This opening part makes sense:
This was what the person wanted:
<tag#1>BLA</tag#1><tag#2>BLA</tag#1><tag#3>BLA</tag#1>
to turn into:
<tag#1>BLA</tag#1><tag#2>BLA</tag#2><tag#3>BLA</tag#3>
This is a matter of taking a badly formed html stream and
making it well formed. This is sensible, and easily done
in cases like your initial example, where
there are no nested tags involved in the bad forms.
(Your first attempt simply stopped after doing the first tag
in the stream, and used a while loop for no purpose). The
following would work over a series of non-nested tags:
s{(<(\w+.*?)>[^<]*?)</.+?>}{$1</$2>}g
update: I'm using >[^<]*?
instead of >.*? so that it won't corrupt
streams that include properly nested tags.
But working across nested tags would take more code and more
care. You'd need to work
through the stream tag by tag, pushing each open-tag name
onto a stack, and popping the last name off the stack each
time you hit a close-tag, to make sure the output was well
formed (though it might still have other problems, depending
on how bad the input was).
But other stuff in your post makes little or no sense:
The person wanted the finishing tag to be the first
paramater in the html tag. So if i had < font size=2 >
I would have to end it with < /size > and not
< /font >. My first instinct was to do a while loop...

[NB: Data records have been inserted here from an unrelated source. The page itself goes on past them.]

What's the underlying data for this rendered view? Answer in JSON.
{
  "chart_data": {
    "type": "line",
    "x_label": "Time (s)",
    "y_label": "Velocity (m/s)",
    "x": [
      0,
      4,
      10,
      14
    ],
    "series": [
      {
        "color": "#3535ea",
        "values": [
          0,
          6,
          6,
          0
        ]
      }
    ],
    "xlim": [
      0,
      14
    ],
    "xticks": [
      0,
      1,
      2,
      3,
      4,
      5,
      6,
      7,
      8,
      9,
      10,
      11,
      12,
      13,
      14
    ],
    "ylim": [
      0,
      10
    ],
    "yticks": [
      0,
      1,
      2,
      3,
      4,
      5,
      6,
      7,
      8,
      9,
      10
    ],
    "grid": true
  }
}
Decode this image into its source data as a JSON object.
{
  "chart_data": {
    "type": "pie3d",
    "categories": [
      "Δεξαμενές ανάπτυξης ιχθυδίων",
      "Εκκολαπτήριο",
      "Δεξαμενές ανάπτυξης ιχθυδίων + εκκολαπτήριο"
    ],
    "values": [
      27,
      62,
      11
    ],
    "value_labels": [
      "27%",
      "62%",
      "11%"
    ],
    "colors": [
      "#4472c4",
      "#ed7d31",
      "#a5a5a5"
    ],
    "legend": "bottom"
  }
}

My first instinct would be to say "No, you don't really want
that. You're asking to have ill-formed html as the output.
What makes you think you want that?"
Then, looking at your last example, I think I understood the
idea; you don't want well-formed html as output. You want
a form where a person reading the stream can figure out more
easily what the scope is for a given tag in a densely nested
html structure. Is that it?
If so, there are better ways to do this than corrupting
the html tags in the odd way your friend suggested. What
if the name of the first attribute is the least important
information? Why have a "human-readable" form that can't be used
reliably as input to a browser?
For instance, one thing that can aid human readability of html
is to simply place the tags and the text content on separate
lines; something like this:
s/>\s*</>\n</g; # normalize whitespace between adjacent tags
s/([^\n])</$1\n</g; # make sure every tag begins a new line
s/>([^\n])/>\n$1/g; # make sure every tag is followed by newline
More code and more care could be used to good effect,
e.g. to indent the tag lines to reflect nesting depth, to
eliminate new-lines from within long open-tags, etc.